Born 1972 Sydney, Australia
Lives and works in Sydney, Australia
In Tongan culture, ‘Punake’ is a term used to describe artists who compose poetry and songs and choreograph them for performance. The word comes from puna (to fly) and hake (on high). Latai Taumoepeau is a contemporary Punake — a body-centred performance artist whose powerful artistic practice tells the stories of her homelands, the Island Kingdom of Tonga, and her birthplace of the Eora Nation, Sydney. Working in durational performance and documenting it through photographs, she addresses issues of race, class and the female body. In her recent practice, Taumoepeau explores the effects of climate change in the Pacific, probing existing power structures and the looming possibility of dispossession that many island communities face.
Latai Taumoepeau / Australia/Tonga b.1972 / Dark Continent 2018 (Performance documentation) (detail) / Digital print on paper ed. 1/3 / 118.9 x 84.1cm (sheet) / Purchased 2018 with funds from the bequest of Jennifer Taylor through the QAGOMA Foundation / Collection: QAGOMA / © and image courtesy: Latai Taumoepeau / Photograph: Zan Wimberley
Latai Taumoepeau describes herself as a punake, a Tongan term describing performance artists, such as dancers, who use their bodies as their medium. Dark Continent 2018 is a selection of still photographs that documents Taumoepeau over a period of 48 hours, as she slowly stretched and contorted her body into poses that enabled her to apply artificial colouring solution to her skin, using a small electric compression gun.
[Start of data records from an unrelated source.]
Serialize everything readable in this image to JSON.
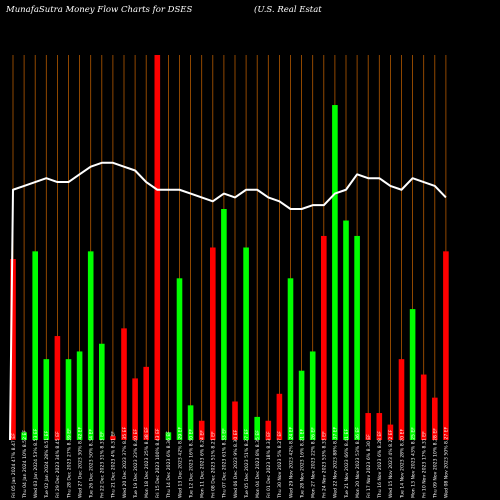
{
  "title": "MunafaSutra  Money Flow  Charts for DSES",
  "subtitle": "(U.S. Real Estat",
  "colors": {
    "background": "#000000",
    "up": "#00ff00",
    "down": "#ff0000",
    "grid": "#b35900",
    "line": "#ffffff"
  },
  "chart_data": {
    "type": "bar",
    "title": "MunafaSutra  Money Flow  Charts for DSES",
    "subtitle": "(U.S. Real Estat",
    "grid": "vertical",
    "ylim": [
      0,
      100
    ],
    "categories": [
      "Fri 05 Jan 2024 47% 8.47 EF",
      "Thu 04 Jan 2024 10% 8.52 EF",
      "Wed 03 Jan 2024 53% 8.53 EF",
      "Tue 02 Jan 2024 28% 8.51 EF",
      "Fri 29 Dec 2023 34% 8.45 EF",
      "Thu 28 Dec 2023 27% 8.39 EF",
      "Wed 27 Dec 2023 30% 8.42 EF",
      "Tue 26 Dec 2023 50% 8.34 EF",
      "Fri 22 Dec 2023 31% 8.33 EF",
      "Thu 21 Dec 2023 4% 8.31 EF",
      "Wed 20 Dec 2023 37% 8.35 EF",
      "Tue 19 Dec 2023 23% 8.40 EF",
      "Mon 18 Dec 2023 25% 8.38 EF",
      "Fri 15 Dec 2023 100% 8.43 EF",
      "Thu 14 Dec 2023 6% 8.36 EF",
      "Wed 13 Dec 2023 42% 8.29 EF",
      "Tue 12 Dec 2023 16% 8.30 EF",
      "Mon 11 Dec 2023 6% 8.24 EF",
      "Fri 08 Dec 2023 51% 8.21 EF",
      "Thu 07 Dec 2023 61% 8.33 EF",
      "Wed 06 Dec 2023 9% 8.30 EF",
      "Tue 05 Dec 2023 51% 8.27 EF",
      "Mon 04 Dec 2023 8% 8.35 EF",
      "Fri 01 Dec 2023 18% 8.33 EF",
      "Thu 30 Nov 2023 5% 8.27 EF",
      "Wed 29 Nov 2023 42% 8.24 EF",
      "Tue 28 Nov 2023 16% 8.21 EF",
      "Mon 27 Nov 2023 22% 8.26 EF",
      "Fri 24 Nov 2023 53% 8.33 EF",
      "Wed 22 Nov 2023 88% 8.37 EF",
      "Tue 21 Nov 2023 66% 8.41 EF",
      "Mon 20 Nov 2023 53% 8.36 EF",
      "Fri 17 Nov 2023 6% 8.30 EF",
      "Thu 16 Nov 2023 6% 8.28 EF",
      "Wed 15 Nov 2023 4% 8.22 EF",
      "Tue 14 Nov 2023 28% 8.20 EF",
      "Mon 13 Nov 2023 43% 8.25 EF",
      "Fri 10 Nov 2023 17% 8.31 EF",
      "Thu 09 Nov 2023 10% 8.28 EF",
      "Wed 08 Nov 2023 50% 8.27 EF"
    ],
    "values": [
      47,
      2,
      49,
      21,
      27,
      21,
      23,
      49,
      25,
      1,
      29,
      16,
      19,
      100,
      2,
      42,
      9,
      5,
      50,
      60,
      10,
      50,
      6,
      5,
      12,
      42,
      18,
      23,
      53,
      87,
      57,
      53,
      7,
      7,
      4,
      21,
      34,
      17,
      11,
      49
    ],
    "directions": [
      "down",
      "up",
      "up",
      "up",
      "down",
      "up",
      "up",
      "up",
      "up",
      "down",
      "down",
      "down",
      "down",
      "down",
      "up",
      "up",
      "up",
      "down",
      "down",
      "up",
      "down",
      "up",
      "up",
      "down",
      "down",
      "up",
      "up",
      "up",
      "down",
      "up",
      "up",
      "up",
      "down",
      "down",
      "down",
      "down",
      "up",
      "down",
      "down",
      "down"
    ],
    "price_line": [
      65,
      66,
      67,
      68,
      67,
      67,
      69,
      71,
      72,
      72,
      71,
      70,
      67,
      65,
      65,
      65,
      64,
      63,
      62,
      64,
      63,
      65,
      65,
      63,
      62,
      60,
      60,
      61,
      61,
      64,
      65,
      69,
      68,
      68,
      66,
      65,
      68,
      67,
      66,
      63
    ]
  }
}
Performed in Sydney, the work explores prevailing ideas of the Australian national identity — iconic sun-bronzed, beach-goers of European heritage. Focusing on the artificial tanning of a Pacific woman, this work foregrounds groups, who, historically, are largely unrepresented in the national imagination. Engaging with issues of race, as well as attitudes towards the female body, the slow transformation of Taumoepeau’s skin raises questions around the markers of national identity.